The chlamydia screening intervention, developed by Public Health England (PHE), was piloted in 76 GP practices in the south west of England and compared with 81 control practices.

The intervention, designed around the theory of planned behaviour, focused on removing barriers to offering chlamydia testing to young adults.

It consisted of training workshops, delivered within general practices to develop staff skills and confidence around chlamydia screening, and resources to increase practice awareness, including posters, patient information cards, computer prompts and newsletters.

PHE researchers found that the intervention increased general practice screening tests rates by 76% and chlamydia diagnoses by 40% compared with practices that did not have the intervention.

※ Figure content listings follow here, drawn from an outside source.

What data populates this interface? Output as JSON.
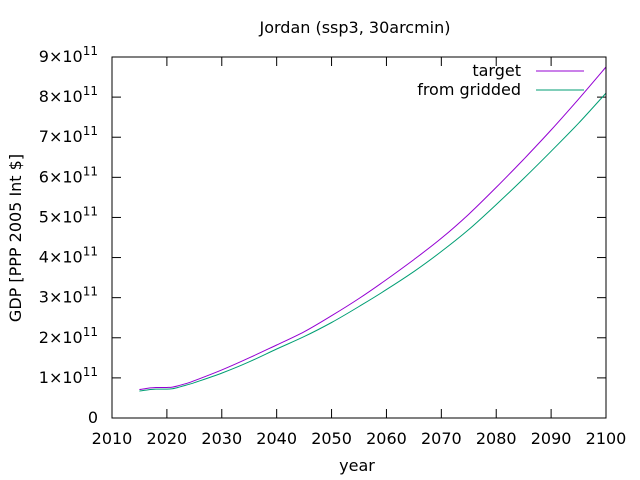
{
  "chart_data": {
    "type": "line",
    "title": "Jordan (ssp3, 30arcmin)",
    "xlabel": "year",
    "ylabel": "GDP [PPP 2005 Int $]",
    "xlim": [
      2010,
      2100
    ],
    "ylim": [
      0,
      900000000000
    ],
    "x_ticks": [
      "2010",
      "2020",
      "2030",
      "2040",
      "2050",
      "2060",
      "2070",
      "2080",
      "2090",
      "2100"
    ],
    "y_ticks": [
      {
        "mant": "",
        "exp": "",
        "plain": "0"
      },
      {
        "mant": "1×10",
        "exp": "11"
      },
      {
        "mant": "2×10",
        "exp": "11"
      },
      {
        "mant": "3×10",
        "exp": "11"
      },
      {
        "mant": "4×10",
        "exp": "11"
      },
      {
        "mant": "5×10",
        "exp": "11"
      },
      {
        "mant": "6×10",
        "exp": "11"
      },
      {
        "mant": "7×10",
        "exp": "11"
      },
      {
        "mant": "8×10",
        "exp": "11"
      },
      {
        "mant": "9×10",
        "exp": "11"
      }
    ],
    "grid": false,
    "legend_position": "top-right",
    "x": [
      2015,
      2016,
      2017,
      2018,
      2019,
      2020,
      2021,
      2022,
      2023,
      2024,
      2025,
      2030,
      2035,
      2040,
      2045,
      2050,
      2055,
      2060,
      2065,
      2070,
      2075,
      2080,
      2085,
      2090,
      2095,
      2100
    ],
    "series": [
      {
        "name": "target",
        "color": "#9400d3",
        "values": [
          71000000000.0,
          73000000000.0,
          75000000000.0,
          76000000000.0,
          76000000000.0,
          76000000000.0,
          77000000000.0,
          80000000000.0,
          84000000000.0,
          88000000000.0,
          93000000000.0,
          120000000000.0,
          150000000000.0,
          182000000000.0,
          215000000000.0,
          255000000000.0,
          298000000000.0,
          345000000000.0,
          395000000000.0,
          448000000000.0,
          508000000000.0,
          575000000000.0,
          645000000000.0,
          718000000000.0,
          795000000000.0,
          875000000000.0
        ]
      },
      {
        "name": "from gridded",
        "color": "#009e73",
        "values": [
          67000000000.0,
          69000000000.0,
          71000000000.0,
          72000000000.0,
          72000000000.0,
          72000000000.0,
          73000000000.0,
          76000000000.0,
          80000000000.0,
          84000000000.0,
          88000000000.0,
          112000000000.0,
          140000000000.0,
          172000000000.0,
          203000000000.0,
          238000000000.0,
          278000000000.0,
          320000000000.0,
          365000000000.0,
          415000000000.0,
          470000000000.0,
          532000000000.0,
          597000000000.0,
          665000000000.0,
          735000000000.0,
          810000000000.0
        ]
      }
    ]
  }
}
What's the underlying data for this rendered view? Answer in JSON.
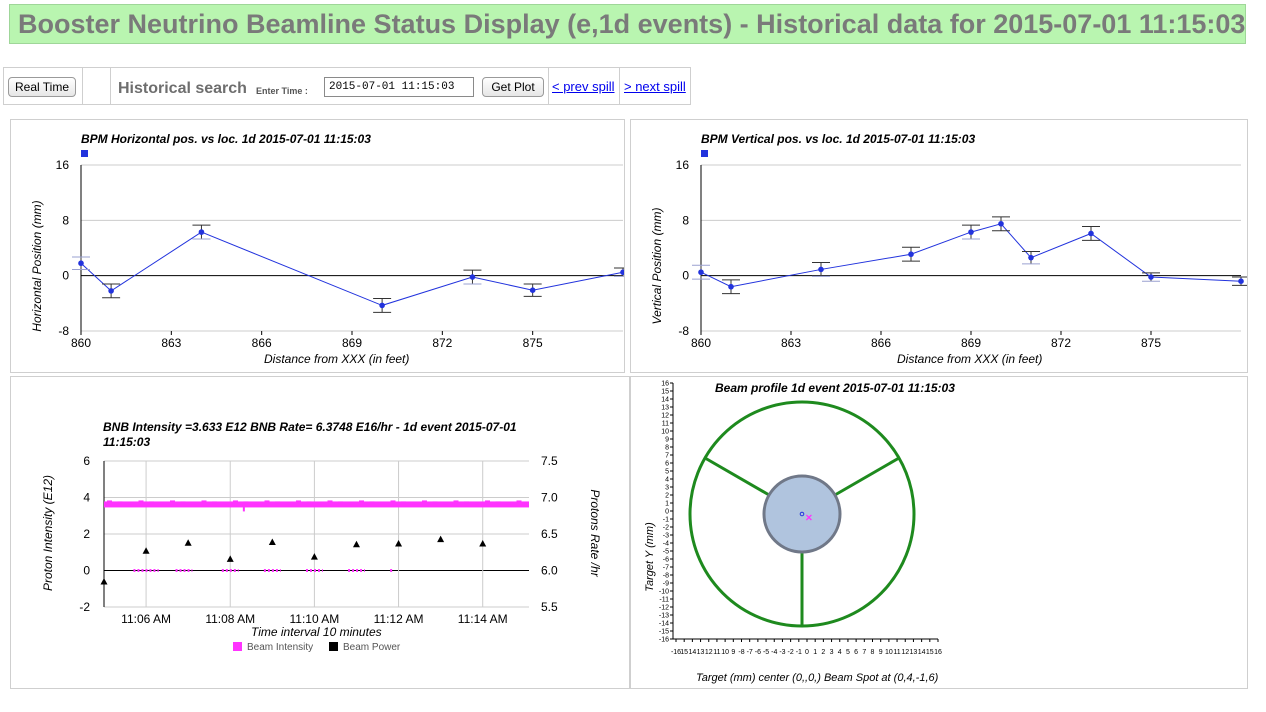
{
  "header": {
    "title": "Booster Neutrino Beamline Status Display (e,1d events) - Historical data for 2015-07-01 11:15:03"
  },
  "toolbar": {
    "realtime_label": "Real Time",
    "historical_label": "Historical search",
    "enter_time_label": "Enter Time :",
    "time_value": "2015-07-01 11:15:03",
    "get_plot_label": "Get Plot",
    "prev_label": "< prev spill",
    "next_label": "> next spill"
  },
  "colors": {
    "bpm_line": "#2233dd",
    "error_bar": "#9aa0d0",
    "intensity": "#ff33ff",
    "power": "#000000",
    "ring": "#1e8a1e",
    "target_fill": "#b0c4de",
    "target_edge": "#707888",
    "beam_spot": "#ff33ff"
  },
  "chart_data": [
    {
      "type": "line",
      "title": "BPM Horizontal pos. vs loc. 1d 2015-07-01 11:15:03",
      "xlabel": "Distance from XXX (in feet)",
      "ylabel": "Horizontal Position (mm)",
      "xlim": [
        860,
        878
      ],
      "ylim": [
        -8,
        16
      ],
      "xticks": [
        860,
        863,
        866,
        869,
        872,
        875
      ],
      "yticks": [
        -8,
        0,
        8,
        16
      ],
      "grid": true,
      "legend": "top-left",
      "series": [
        {
          "x": [
            860,
            861,
            864,
            870,
            873,
            875,
            878
          ],
          "y": [
            1.8,
            -2.2,
            6.3,
            -4.3,
            -0.2,
            -2.1,
            0.5
          ],
          "err": [
            0.9,
            1.0,
            1.0,
            1.0,
            1.0,
            0.9,
            0.6
          ]
        }
      ]
    },
    {
      "type": "line",
      "title": "BPM Vertical pos. vs loc. 1d 2015-07-01 11:15:03",
      "xlabel": "Distance from XXX (in feet)",
      "ylabel": "Vertical Position (mm)",
      "xlim": [
        860,
        878
      ],
      "ylim": [
        -8,
        16
      ],
      "xticks": [
        860,
        863,
        866,
        869,
        872,
        875
      ],
      "yticks": [
        -8,
        0,
        8,
        16
      ],
      "grid": true,
      "legend": "top-left",
      "series": [
        {
          "x": [
            860,
            861,
            864,
            867,
            869,
            870,
            871,
            873,
            875,
            878
          ],
          "y": [
            0.5,
            -1.6,
            0.9,
            3.1,
            6.3,
            7.5,
            2.6,
            6.1,
            -0.2,
            -0.8
          ],
          "err": [
            1.0,
            1.0,
            1.0,
            1.0,
            1.0,
            1.0,
            0.9,
            1.0,
            0.6,
            0.6
          ]
        }
      ]
    },
    {
      "type": "scatter",
      "title": "BNB Intensity =3.633 E12 BNB Rate= 6.3748 E16/hr - 1d event 2015-07-01 11:15:03",
      "xlabel": "Time interval 10 minutes",
      "ylabel": "Proton Intensity (E12)",
      "ylabel_right": "Protons Rate /hr",
      "xlim_minutes": [
        5.0,
        15.1
      ],
      "xticks": [
        {
          "minute": 6,
          "label": "11:06 AM"
        },
        {
          "minute": 8,
          "label": "11:08 AM"
        },
        {
          "minute": 10,
          "label": "11:10 AM"
        },
        {
          "minute": 12,
          "label": "11:12 AM"
        },
        {
          "minute": 14,
          "label": "11:14 AM"
        }
      ],
      "ylim": [
        -2,
        6
      ],
      "yticks": [
        -2,
        0,
        2,
        4,
        6
      ],
      "ylim_right": [
        5.5,
        7.5
      ],
      "yticks_right": [
        "5.5",
        "6.0",
        "6.5",
        "7.0",
        "7.5"
      ],
      "grid": true,
      "legend": "bottom",
      "series": [
        {
          "name": "Beam Intensity",
          "band_value": 3.62,
          "zero_clusters": [
            [
              5.7,
              6.3
            ],
            [
              6.7,
              7.1
            ],
            [
              7.8,
              8.2
            ],
            [
              8.8,
              9.2
            ],
            [
              9.8,
              10.2
            ],
            [
              10.8,
              11.2
            ],
            [
              11.8,
              11.85
            ]
          ]
        },
        {
          "name": "Beam Power",
          "x": [
            5.0,
            6.0,
            7.0,
            8.0,
            9.0,
            10.0,
            11.0,
            12.0,
            13.0,
            14.0
          ],
          "y_right": [
            5.85,
            6.27,
            6.38,
            6.16,
            6.39,
            6.19,
            6.36,
            6.37,
            6.43,
            6.37
          ]
        }
      ]
    },
    {
      "type": "scatter",
      "title": "Beam profile 1d event 2015-07-01 11:15:03",
      "xlabel": "Target (mm) center (0,,0,) Beam Spot at (0,4,-1,6)",
      "ylabel": "Target Y (mm)",
      "xlim": [
        -16,
        16
      ],
      "ylim": [
        -16,
        16
      ],
      "xtick_labels": [
        "-16",
        "15",
        "14",
        "13",
        "12",
        "11",
        "10",
        "9",
        "-8",
        "-7",
        "-6",
        "-5",
        "-4",
        "-3",
        "-2",
        "-1",
        "0",
        "1",
        "2",
        "3",
        "4",
        "5",
        "6",
        "7",
        "8",
        "9",
        "10",
        "11",
        "12",
        "13",
        "14",
        "15",
        "16"
      ],
      "yticks": [
        16,
        15,
        14,
        13,
        12,
        11,
        10,
        9,
        8,
        7,
        6,
        5,
        4,
        3,
        2,
        1,
        0,
        -1,
        -2,
        -3,
        -4,
        -5,
        -6,
        -7,
        -8,
        -9,
        -10,
        -11,
        -12,
        -13,
        -14,
        -15,
        -16
      ],
      "target_center": [
        0,
        0
      ],
      "beam_spot": [
        0.4,
        -1.6
      ]
    }
  ]
}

Of the 76 practices that did have the intervention, those that fully engaged with it doubled their chlamydia testing.

More than 60% of young adults in England attend general practices annually and the majority of contraception is prescribed in general practice, said PHE, but only 16% of the 136,000 tests delivered via the National Chlamydia Screening Programme came from this setting in 2012.

Reflecting the findings from the chlamydia screening intervention, PHE said it was now piloting its 3Cs & HIV Programme nationally to help improve sexual health provision and testing in general practice.

The programme would build on the lessons learnt from the trialled intervention to deliver an expanded sexual health intervention in general practices.

Under the programme, practice staff will be given the expertise and materials to offer chlamydia screening and information on contraception and condoms to young adults in every consultation, and offer HIV screening to all patients in line with national guidelines.

More than 70 local authorities have signed up to participate in the programme, so far, and PHE wants to engage over 500 practices in England this year.

Dr Cliodna McNulty, head of PHE primary care unit, said: “General practice is a natural venue to engage young adults in chlamydia testing, and our intervention shows that providing the right skills and resources can significantly improve screening rates in this setting.

“In doing so, we can also create opportunities for young adults to discuss good sexual health in an easily accessible and familiar place.”